Geithner Versus the Bush Tax Cuts

I’m now convinced that the Obama administration is placing its political agenda above policies that would contribute to the economic recovery that millions of Americans so desperately need. That agenda includes bringing more economic activity under government control, making more people dependent on government, and, generally, redistributing wealth.

I have come to this conclusion after listening to Team Obama’s spokesman, Treasury Secretary Tim Geithner, assert that allowing the Bush tax cuts to expire on December 31, as currently scheduled, is good policy. In truth, raising tax rates when the economy is faltering is counterproductive. It will weaken the economy further. Given the sorry state of the economy—with the jobs markets, credit markets, construction industry, and small-business climate all in states of decline or stagnation—adopting a policy that will exacerbate economic stagnation and increase hardship for Americans is worse than ill-advised.

George W. Bush persuaded Congress to lower taxes on income, inheritance, capital gains, and dividends to resuscitate the moribund post-9/11 economy. Those tax cuts helped foster a pickup in economic activity. Today’s economy is moribund again, yet Geithner wants all those taxes to go up at year-end.

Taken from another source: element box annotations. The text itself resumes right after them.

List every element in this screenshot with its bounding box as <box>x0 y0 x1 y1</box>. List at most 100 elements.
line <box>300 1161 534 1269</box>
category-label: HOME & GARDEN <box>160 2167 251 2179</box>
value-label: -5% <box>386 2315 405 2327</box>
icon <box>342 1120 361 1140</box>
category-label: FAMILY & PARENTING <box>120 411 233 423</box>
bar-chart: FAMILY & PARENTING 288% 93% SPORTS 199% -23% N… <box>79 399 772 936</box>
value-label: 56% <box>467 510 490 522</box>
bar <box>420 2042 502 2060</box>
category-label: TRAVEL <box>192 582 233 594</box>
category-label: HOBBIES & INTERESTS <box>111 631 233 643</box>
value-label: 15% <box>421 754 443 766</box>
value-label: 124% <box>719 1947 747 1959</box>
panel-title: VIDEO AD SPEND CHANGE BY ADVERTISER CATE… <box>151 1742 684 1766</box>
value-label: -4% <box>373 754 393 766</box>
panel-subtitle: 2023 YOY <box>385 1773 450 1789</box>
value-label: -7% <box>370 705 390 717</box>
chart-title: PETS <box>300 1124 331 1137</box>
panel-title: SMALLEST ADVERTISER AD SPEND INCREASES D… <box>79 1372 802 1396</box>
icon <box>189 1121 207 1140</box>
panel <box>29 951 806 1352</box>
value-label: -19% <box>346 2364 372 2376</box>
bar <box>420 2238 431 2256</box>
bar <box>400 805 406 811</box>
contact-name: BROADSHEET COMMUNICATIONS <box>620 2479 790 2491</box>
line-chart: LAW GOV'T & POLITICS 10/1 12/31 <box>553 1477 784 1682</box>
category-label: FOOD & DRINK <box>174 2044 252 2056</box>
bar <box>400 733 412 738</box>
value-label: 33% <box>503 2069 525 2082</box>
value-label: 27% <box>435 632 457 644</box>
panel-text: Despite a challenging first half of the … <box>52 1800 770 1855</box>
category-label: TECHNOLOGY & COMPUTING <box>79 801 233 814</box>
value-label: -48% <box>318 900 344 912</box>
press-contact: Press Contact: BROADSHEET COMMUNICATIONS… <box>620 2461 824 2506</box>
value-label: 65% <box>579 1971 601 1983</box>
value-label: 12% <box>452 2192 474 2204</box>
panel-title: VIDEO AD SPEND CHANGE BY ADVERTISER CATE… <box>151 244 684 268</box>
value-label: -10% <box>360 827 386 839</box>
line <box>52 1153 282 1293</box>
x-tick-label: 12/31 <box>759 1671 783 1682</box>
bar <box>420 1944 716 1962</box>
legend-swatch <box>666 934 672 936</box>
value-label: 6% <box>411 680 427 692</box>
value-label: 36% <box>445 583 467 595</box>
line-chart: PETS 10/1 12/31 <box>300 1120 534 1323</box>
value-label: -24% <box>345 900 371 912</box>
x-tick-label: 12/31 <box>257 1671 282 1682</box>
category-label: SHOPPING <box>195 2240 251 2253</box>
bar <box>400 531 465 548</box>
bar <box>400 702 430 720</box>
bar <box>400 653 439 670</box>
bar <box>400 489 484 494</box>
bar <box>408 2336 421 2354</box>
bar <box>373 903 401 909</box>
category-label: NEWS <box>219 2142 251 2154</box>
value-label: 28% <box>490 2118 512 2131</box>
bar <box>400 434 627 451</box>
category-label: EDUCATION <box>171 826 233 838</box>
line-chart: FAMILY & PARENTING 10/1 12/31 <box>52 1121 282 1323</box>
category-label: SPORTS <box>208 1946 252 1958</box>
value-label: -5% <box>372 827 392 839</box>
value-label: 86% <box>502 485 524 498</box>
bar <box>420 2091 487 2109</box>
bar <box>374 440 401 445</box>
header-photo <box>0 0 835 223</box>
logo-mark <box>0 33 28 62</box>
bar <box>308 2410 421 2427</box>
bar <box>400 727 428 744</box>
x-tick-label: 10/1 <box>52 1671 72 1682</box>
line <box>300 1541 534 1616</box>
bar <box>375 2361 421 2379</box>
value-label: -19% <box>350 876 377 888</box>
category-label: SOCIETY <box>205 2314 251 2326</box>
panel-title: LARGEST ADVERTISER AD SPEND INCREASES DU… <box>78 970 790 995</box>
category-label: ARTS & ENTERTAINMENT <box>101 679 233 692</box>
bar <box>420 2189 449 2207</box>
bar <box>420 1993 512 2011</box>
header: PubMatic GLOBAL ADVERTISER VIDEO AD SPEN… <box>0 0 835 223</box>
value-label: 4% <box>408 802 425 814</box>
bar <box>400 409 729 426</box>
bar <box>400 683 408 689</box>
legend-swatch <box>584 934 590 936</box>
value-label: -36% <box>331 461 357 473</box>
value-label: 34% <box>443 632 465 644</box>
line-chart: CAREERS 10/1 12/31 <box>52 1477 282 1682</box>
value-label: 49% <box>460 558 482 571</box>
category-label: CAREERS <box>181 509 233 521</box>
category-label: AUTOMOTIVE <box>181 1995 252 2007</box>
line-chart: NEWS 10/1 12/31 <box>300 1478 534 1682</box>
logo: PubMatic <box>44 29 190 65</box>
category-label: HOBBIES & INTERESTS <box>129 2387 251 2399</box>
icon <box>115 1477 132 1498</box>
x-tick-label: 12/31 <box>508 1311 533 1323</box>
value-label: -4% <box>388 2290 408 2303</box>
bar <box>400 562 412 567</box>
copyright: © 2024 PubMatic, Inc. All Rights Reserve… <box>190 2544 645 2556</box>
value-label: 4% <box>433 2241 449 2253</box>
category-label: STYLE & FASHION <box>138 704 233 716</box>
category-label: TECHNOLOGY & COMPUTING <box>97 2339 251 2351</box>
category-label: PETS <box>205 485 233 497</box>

There is no justification—theoretical or historical—for such a policy. And it isn’t just free-market economists who believe that raising taxes during a time of economic weakness is counterproductive. Lord Keynes—the famous economist whose 1930s-era theories were exhumed by Team Obama in support of “stimulus” spending programs—maintained that economic sluggishness calls for tax cuts, not tax hikes. (Have you noticed how Keynes is invoked when his theories support what Team Obama wants to do, but they leave him in the closet when his theories conflict with their objectives?)

The historical evidence is also weighted against Geithner. As I have written before, the depression of 1920-21 was followed by cuts in both tax rates and government spending, and the economy recovered; by contrast, in the 1930s, both Hoover (Republican) and Roosevelt (Democrat) raised taxes and spending—Team Obama’s identical policy today—and the economic misery was prolonged.

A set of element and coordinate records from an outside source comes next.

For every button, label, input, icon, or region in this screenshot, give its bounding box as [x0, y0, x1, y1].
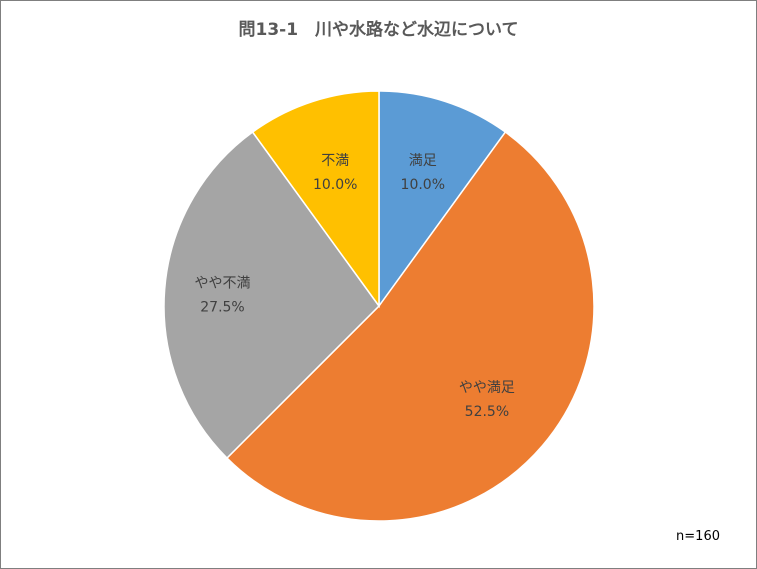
slice-category-label-2: やや満足 — [459, 380, 515, 396]
slice-category-label-4: 不満 — [321, 153, 349, 169]
slice-labels: 満足 10.0% やや満足 52.5% やや不満 27.5% 不満 10.0% — [195, 153, 515, 420]
slice-value-label-4: 10.0% — [313, 177, 357, 193]
pie-slice-1 — [378, 90, 507, 309]
slice-category-label-3: やや不満 — [195, 276, 251, 292]
pie-slices — [163, 90, 595, 522]
pie-slice-2 — [225, 131, 595, 522]
slice-category-label-1: 満足 — [409, 153, 437, 169]
pie-slice-3 — [163, 131, 380, 460]
sample-size-note: n=160 — [676, 529, 720, 544]
slice-value-label-3: 27.5% — [200, 300, 244, 316]
slice-value-label-1: 10.0% — [401, 177, 445, 193]
slice-value-label-2: 52.5% — [465, 404, 509, 420]
chart-title: 問13-1 川や水路など水辺について — [238, 20, 519, 40]
pie-slice-4 — [251, 90, 380, 309]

Geithner’s arguments for letting the Bush tax cuts expire were, frankly, devious. He asserted that this step was needed to convince bondholders around the world that the United States is serious about reducing deficits. Apart from the inconvenient fact that raising tax rates often lowers tax revenues (e.g., the 1930s under Hoover and Roosevelt), Team Obama has engaged in a classic bait-and-switch maneuver.

It wasn’t that many months ago when the Obama administration, having jacked up federal spending by almost a trillion dollars in emergency stimulus spending, was talking about scaling back about half of that spending. That was a clever way for Team Obama to convince the gullible that the president and his administration are fiscally responsible, when their actual goal was to lock in a permanent 12-figure increase in federal spending.

Are you hearing any noise from Geithner about reducing Uncle Sam’s out-of-control spending as a means of persuading bond investors that our government is beginning to return to fiscal sobriety? Nope. All of the focus is now on high spending and high taxing—i.e., depression-inducing economic policy in its purest form.

Geithner played the class-warfare card by asserting that the tax cuts would only hurt the top two or three percent of taxpayers. That may be technically true (though even that is in doubt until we see if the other 97 percent of Americans are indeed protected by extending the Bush tax cuts for them), but it is economically untrue. You can explicitly and directly increase tax rates only on the top earners, but the indirect effects of such tax hikes will be profound. The reduction in production and investment caused by tax increases will end up harming many Americans in lower income brackets.

Perversely, the tax hike that Obama and Geithner want would hurt Americans of modest or low incomes more than the rich. In the name of “social justice” and making the rich pay “their fair share,” pro-tax-hike zealots are willing to sacrifice the economic well-being of Joe Lunchbucket. That raises interesting questions: Are the “soak the rich” clique economically blind and ignorant, not knowing what they are doing? Or do they know that their Big Government agenda will cause unnecessary economic pain, yet they are willing to pursue it anyway? Either way, these are some very troubling questions.